Brand Doesn’t Veer From His Support of Title IX
LA JOLLA — Not long after taking over as NCAA president, Myles Brand said a prime advantage of the job was “the bully pulpit” it offered.
It’s clear that pulpit travels.
Brand was at it Monday offering a spirited defense of still-controversial 30-year-old landmark civil rights legislation on the first of a two-day Title IX seminar.
“My message today is the same as it has been over the last four months,” Brand said. “Title IX is not broken, and it does not need to be fixed. Rather, it needs to be supported, enforced and allowed to finish the job it was designed to do -- provide equal opportunities for athletics participation without gender bias.
“Now is not the time to say, ‘Close enough.’ Now is the time to say, ‘Close the gap.’ ”
Title IX has been the topic of renewed debate in the two months since a report was issued by the Secretary of Education’s Commission on Opportunity in Athletics. What precisely Rod Paige, the secretary of Education, intends to do with the committee’s recommendations has the NCAA holding its breath.
Paige has said he will consider only those recommendations that were passed unanimously by the committee. But even some of those have sparked debate because of the way they were presented in the report. Committee members Donna de Varona and Julie Foudy released their own minority report, stating that many of the commission recommendations would seriously weaken Title IX.

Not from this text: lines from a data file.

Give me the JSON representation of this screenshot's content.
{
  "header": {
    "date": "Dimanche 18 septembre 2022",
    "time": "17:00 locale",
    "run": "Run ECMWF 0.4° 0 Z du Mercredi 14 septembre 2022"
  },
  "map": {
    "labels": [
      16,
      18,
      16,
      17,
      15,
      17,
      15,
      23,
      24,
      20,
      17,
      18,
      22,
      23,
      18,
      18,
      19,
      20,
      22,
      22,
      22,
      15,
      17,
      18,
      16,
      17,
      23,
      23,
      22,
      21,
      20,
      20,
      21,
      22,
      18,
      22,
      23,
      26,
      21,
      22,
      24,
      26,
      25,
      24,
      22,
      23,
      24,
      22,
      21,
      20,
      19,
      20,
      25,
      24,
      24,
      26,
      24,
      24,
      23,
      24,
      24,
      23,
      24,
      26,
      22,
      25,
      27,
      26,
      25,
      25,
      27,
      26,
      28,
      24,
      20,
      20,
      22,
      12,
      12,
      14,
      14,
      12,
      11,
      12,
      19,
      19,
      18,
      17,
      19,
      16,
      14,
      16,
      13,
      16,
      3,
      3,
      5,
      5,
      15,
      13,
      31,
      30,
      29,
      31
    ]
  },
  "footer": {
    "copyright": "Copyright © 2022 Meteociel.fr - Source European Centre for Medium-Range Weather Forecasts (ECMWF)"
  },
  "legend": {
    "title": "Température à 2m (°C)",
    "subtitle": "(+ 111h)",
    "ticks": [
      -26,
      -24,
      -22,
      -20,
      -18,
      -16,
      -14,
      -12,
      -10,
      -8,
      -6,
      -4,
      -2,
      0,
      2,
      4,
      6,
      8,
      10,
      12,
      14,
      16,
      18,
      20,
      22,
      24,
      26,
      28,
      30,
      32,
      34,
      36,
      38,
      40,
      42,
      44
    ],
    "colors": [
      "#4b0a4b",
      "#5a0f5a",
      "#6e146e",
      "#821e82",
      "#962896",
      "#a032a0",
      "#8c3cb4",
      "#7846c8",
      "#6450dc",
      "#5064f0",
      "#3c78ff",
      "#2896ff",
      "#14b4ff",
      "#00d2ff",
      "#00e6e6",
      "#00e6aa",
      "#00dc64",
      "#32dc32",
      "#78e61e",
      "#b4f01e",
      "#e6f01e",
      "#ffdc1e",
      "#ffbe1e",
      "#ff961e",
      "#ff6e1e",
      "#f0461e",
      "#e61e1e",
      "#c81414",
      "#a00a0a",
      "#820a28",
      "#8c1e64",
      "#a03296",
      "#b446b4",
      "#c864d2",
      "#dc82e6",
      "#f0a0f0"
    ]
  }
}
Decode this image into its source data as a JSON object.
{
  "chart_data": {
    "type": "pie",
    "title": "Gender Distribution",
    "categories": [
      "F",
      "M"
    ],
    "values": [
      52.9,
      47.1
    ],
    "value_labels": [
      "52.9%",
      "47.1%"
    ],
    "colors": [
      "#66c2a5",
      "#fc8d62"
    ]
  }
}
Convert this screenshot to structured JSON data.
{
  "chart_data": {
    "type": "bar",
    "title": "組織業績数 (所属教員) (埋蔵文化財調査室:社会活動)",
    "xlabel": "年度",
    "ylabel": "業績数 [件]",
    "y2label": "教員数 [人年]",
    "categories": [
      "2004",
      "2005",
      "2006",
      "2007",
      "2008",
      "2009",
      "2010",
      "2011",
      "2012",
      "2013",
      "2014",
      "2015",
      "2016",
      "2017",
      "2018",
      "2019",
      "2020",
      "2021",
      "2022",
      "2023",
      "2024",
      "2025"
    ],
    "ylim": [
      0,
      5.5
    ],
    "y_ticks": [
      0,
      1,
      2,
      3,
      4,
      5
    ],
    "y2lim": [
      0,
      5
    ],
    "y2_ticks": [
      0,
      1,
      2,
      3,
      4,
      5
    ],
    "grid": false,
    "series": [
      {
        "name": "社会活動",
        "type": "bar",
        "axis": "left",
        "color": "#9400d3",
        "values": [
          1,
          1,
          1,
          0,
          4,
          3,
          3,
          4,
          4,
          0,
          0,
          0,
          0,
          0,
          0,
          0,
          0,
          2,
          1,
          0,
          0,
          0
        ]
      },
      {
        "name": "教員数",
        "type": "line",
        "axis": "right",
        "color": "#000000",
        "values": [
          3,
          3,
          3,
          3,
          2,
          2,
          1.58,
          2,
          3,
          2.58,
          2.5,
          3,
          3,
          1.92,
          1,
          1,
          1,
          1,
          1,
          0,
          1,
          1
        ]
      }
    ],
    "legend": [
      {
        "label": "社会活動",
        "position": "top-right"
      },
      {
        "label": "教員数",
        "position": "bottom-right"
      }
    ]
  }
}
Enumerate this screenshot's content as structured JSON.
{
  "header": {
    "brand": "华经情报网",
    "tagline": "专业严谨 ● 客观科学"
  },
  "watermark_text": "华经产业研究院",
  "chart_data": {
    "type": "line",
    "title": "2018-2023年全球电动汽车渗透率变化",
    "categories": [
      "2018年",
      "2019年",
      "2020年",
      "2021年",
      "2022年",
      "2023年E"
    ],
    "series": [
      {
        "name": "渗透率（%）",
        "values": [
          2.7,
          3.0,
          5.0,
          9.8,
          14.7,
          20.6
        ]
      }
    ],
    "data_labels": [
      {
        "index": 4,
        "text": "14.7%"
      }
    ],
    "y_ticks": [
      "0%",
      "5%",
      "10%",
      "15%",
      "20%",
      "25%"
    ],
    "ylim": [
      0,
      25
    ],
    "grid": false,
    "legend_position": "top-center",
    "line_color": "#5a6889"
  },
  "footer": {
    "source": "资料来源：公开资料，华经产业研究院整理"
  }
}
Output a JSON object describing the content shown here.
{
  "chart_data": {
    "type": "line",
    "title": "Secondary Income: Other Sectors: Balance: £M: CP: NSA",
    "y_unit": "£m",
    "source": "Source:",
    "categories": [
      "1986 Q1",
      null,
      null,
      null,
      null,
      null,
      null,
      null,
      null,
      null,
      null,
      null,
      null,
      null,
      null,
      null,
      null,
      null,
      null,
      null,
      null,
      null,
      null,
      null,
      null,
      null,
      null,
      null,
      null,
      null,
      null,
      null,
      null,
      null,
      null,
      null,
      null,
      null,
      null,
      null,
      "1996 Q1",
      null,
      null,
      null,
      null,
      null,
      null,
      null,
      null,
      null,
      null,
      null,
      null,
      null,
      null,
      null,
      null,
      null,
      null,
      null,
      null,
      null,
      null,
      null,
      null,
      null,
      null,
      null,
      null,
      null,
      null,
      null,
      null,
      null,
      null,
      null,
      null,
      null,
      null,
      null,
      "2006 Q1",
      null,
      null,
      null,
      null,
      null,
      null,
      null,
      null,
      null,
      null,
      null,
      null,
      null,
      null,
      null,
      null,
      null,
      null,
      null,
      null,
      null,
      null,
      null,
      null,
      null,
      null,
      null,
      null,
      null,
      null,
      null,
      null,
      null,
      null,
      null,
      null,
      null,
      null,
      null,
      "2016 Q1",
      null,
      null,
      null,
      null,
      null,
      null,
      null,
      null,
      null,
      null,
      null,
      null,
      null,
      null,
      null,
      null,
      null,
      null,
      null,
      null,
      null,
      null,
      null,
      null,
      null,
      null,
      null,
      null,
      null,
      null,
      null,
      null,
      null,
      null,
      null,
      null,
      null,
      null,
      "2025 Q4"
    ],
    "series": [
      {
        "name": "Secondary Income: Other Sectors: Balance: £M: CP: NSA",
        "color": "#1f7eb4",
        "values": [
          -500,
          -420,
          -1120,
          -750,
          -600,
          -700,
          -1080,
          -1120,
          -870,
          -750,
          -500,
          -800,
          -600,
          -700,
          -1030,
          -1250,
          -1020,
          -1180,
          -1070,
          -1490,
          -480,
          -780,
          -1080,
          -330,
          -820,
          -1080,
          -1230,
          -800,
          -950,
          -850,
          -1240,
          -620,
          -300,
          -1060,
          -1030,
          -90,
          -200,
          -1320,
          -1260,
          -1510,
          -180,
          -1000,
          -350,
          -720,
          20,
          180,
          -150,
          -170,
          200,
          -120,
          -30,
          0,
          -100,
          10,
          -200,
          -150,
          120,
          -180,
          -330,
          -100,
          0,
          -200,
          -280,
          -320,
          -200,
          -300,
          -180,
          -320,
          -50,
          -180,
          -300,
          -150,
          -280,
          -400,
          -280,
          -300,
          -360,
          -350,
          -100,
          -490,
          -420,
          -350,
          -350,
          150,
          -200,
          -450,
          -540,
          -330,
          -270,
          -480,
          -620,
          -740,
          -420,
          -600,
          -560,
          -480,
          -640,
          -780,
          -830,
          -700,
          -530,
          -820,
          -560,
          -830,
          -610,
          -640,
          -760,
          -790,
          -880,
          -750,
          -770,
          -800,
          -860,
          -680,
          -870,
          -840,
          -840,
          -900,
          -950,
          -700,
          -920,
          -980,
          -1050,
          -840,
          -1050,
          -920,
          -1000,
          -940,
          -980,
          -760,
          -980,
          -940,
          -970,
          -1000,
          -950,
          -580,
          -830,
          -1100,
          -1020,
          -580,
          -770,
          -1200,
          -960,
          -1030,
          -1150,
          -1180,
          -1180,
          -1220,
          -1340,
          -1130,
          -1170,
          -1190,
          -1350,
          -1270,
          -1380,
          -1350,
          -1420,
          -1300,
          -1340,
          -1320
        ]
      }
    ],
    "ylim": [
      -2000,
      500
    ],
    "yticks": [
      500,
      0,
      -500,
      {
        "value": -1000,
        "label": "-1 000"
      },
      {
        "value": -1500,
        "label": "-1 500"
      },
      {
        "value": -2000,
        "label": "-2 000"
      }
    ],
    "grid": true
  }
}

For example, they asserted that Recommendation 23 -- which suggested additional ways of demonstrating equity beyond the existing three-part test should be explored by the Department of Education -- afforded Paige an “open-ended invitation to add new ways to comply with Title IX.”
In an interview after the general session Monday, Brand said he also had reservations with 23.
“I am concerned about the last recommendation, 23, which is a very open-ended recommendation,” he said.
“It may be fine or may not. It’s just that it is too vague compared to the other recommendations.”
He cited progress in his state-of-Title-IX speech, pointing out that nearly 150,000 women are competing in NCAA sports and that women account for 41% participation and receive 42% of scholarship dollars, according to a recent survey. In 1971-72, before Title IX was enacted, fewer than 30,000 women participated, compared to 170,000 men.
“The cutting of the [men’s] programs is an issue that keeps being brought up,” Brand said. “What was correctly answered by [Stanford Athletic Director] Ted Leland is that those are individual institutional decisions that institutions must make, especially in tight budgetary times, how they want to allocate their resources.
” ... What you also heard today and what was testimony to the commission, when the ADs were asked, ‘If there was more money available to men’s sports, would you reinstate the sports you cut?’ And they said, ‘Not necessarily so.’
“So there’s something else going on here.... I don’t think you can blame this on Title IX. There are some institutional issues about which sports are being chosen for support.”